Most PDF libraries define their own vocabulary. TCPDF has SetFont(), Cell(), MultiCell(). mPDF has WriteHTML(). These are convenient but proprietary — they don’t correspond to anything in the PDF specification, and they differ between libraries.

phpdftk takes a different approach: the PDF specification (ISO 32000-2:2020) is the API. Every dictionary type in the spec has a PHP class. Every field has a property. Every operator has a method. If you know the spec, you know the library. If you know the library, you know the spec.

ISO 32000-2, Table 30 defines a Page dictionary with fields like /Type, /Parent, /MediaBox, /Contents, /Rotate, /Annots. In phpdftk:

class Page extends PdfObject
{
public const PDF_TYPE = 'Page';
public ?PdfReference $parent = null; // /Parent
public ?PdfArray $mediaBox = null; // /MediaBox
public array $contents = []; // /Contents
public int $rotate = 0; // /Rotate
public array $annots = []; // /Annots
// ... every other field from Table 30
}

ISO 32000-2, Table 107 lists the Tj operator (show text string). In phpdftk:

$contentStream->showText('Hello'); // emits: (Hello) Tj

Every one of the 69 content stream operators has a named method on ContentStream.

The conversion is mechanical:

PDFPHP
/MediaBox$mediaBox
/FirstChar$firstChar
/CIDSystemInfo$cidSystemInfo
/FontFile2$fontFile2

No creativity, no interpretation. ucfirst(property) === PdfKey in every case (with documented overrides for the handful of exceptions like /AA$aa).

A developer who has used phpdftk can read the PDF spec and know exactly which classes and properties map to which sections.
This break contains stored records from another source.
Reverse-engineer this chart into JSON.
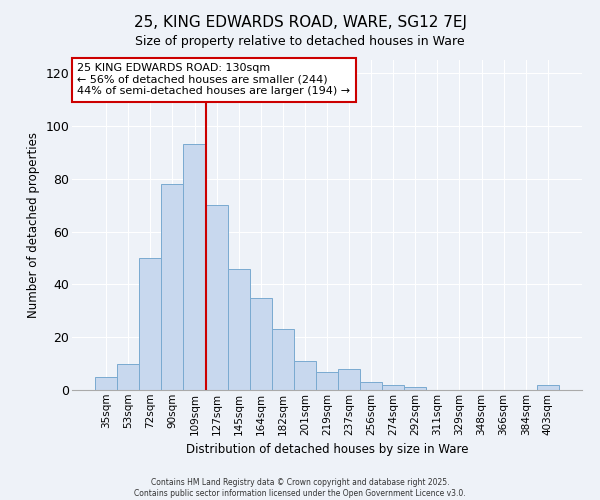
{
  "title": "25, KING EDWARDS ROAD, WARE, SG12 7EJ",
  "subtitle": "Size of property relative to detached houses in Ware",
  "xlabel": "Distribution of detached houses by size in Ware",
  "ylabel": "Number of detached properties",
  "bar_labels": [
    "35sqm",
    "53sqm",
    "72sqm",
    "90sqm",
    "109sqm",
    "127sqm",
    "145sqm",
    "164sqm",
    "182sqm",
    "201sqm",
    "219sqm",
    "237sqm",
    "256sqm",
    "274sqm",
    "292sqm",
    "311sqm",
    "329sqm",
    "348sqm",
    "366sqm",
    "384sqm",
    "403sqm"
  ],
  "bar_values": [
    5,
    10,
    50,
    78,
    93,
    70,
    46,
    35,
    23,
    11,
    7,
    8,
    3,
    2,
    1,
    0,
    0,
    0,
    0,
    0,
    2
  ],
  "bar_color": "#c8d8ee",
  "bar_edge_color": "#7aaad0",
  "vline_x_index": 5,
  "vline_color": "#cc0000",
  "ylim": [
    0,
    125
  ],
  "yticks": [
    0,
    20,
    40,
    60,
    80,
    100,
    120
  ],
  "annotation_title": "25 KING EDWARDS ROAD: 130sqm",
  "annotation_line1": "← 56% of detached houses are smaller (244)",
  "annotation_line2": "44% of semi-detached houses are larger (194) →",
  "annotation_box_facecolor": "#ffffff",
  "annotation_box_edgecolor": "#cc0000",
  "footnote1": "Contains HM Land Registry data © Crown copyright and database right 2025.",
  "footnote2": "Contains public sector information licensed under the Open Government Licence v3.0.",
  "background_color": "#eef2f8",
  "grid_color": "#ffffff",
  "spine_color": "#aaaaaa"
}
A developer reading the spec for the first time can predict the phpdftk API without looking at the documentation.

If a spec field exists, the property exists. The spec coverage audit shows 100% field coverage across every major object type — not because we went through and checked boxes, but because the design process is reading the spec table and creating the corresponding property.

When the PDF spec adds a field to an existing dictionary type, adding support is one line: a new public property. No refactoring, no new methods, no API design decisions. The spec already made the design decision.

Libraries that invent their own vocabulary eventually develop mismatches with the spec. A method called setColor() might set the stroke color, the fill color, or both — it depends on which library you’re using. In phpdftk, there’s no ambiguity:

$cs->setStrokeColorRGB(1, 0, 0); // RG operator
$cs->setFillColorRGB(0, 0, 1); // rg operator

The method name tells you the operator. The operator tells you the spec section. There’s one source of truth.

Even the convenience APIs (PdfWriter, Pdf) don’t invent non-spec vocabulary. PdfWriter::addPage() creates a Page object, registers it, and wires it into the PageTree. PdfWriter::addFont() creates a Font object with a FontDescriptor. The methods are named after what they produce in the spec, not after an invented abstraction.

When you call $page->drawText(), it emits BT Tf Td (text) Tj ET — the exact operators from ISO 32000-2, Table 107. The convenience is in not having to remember the operator sequence, not in hiding it.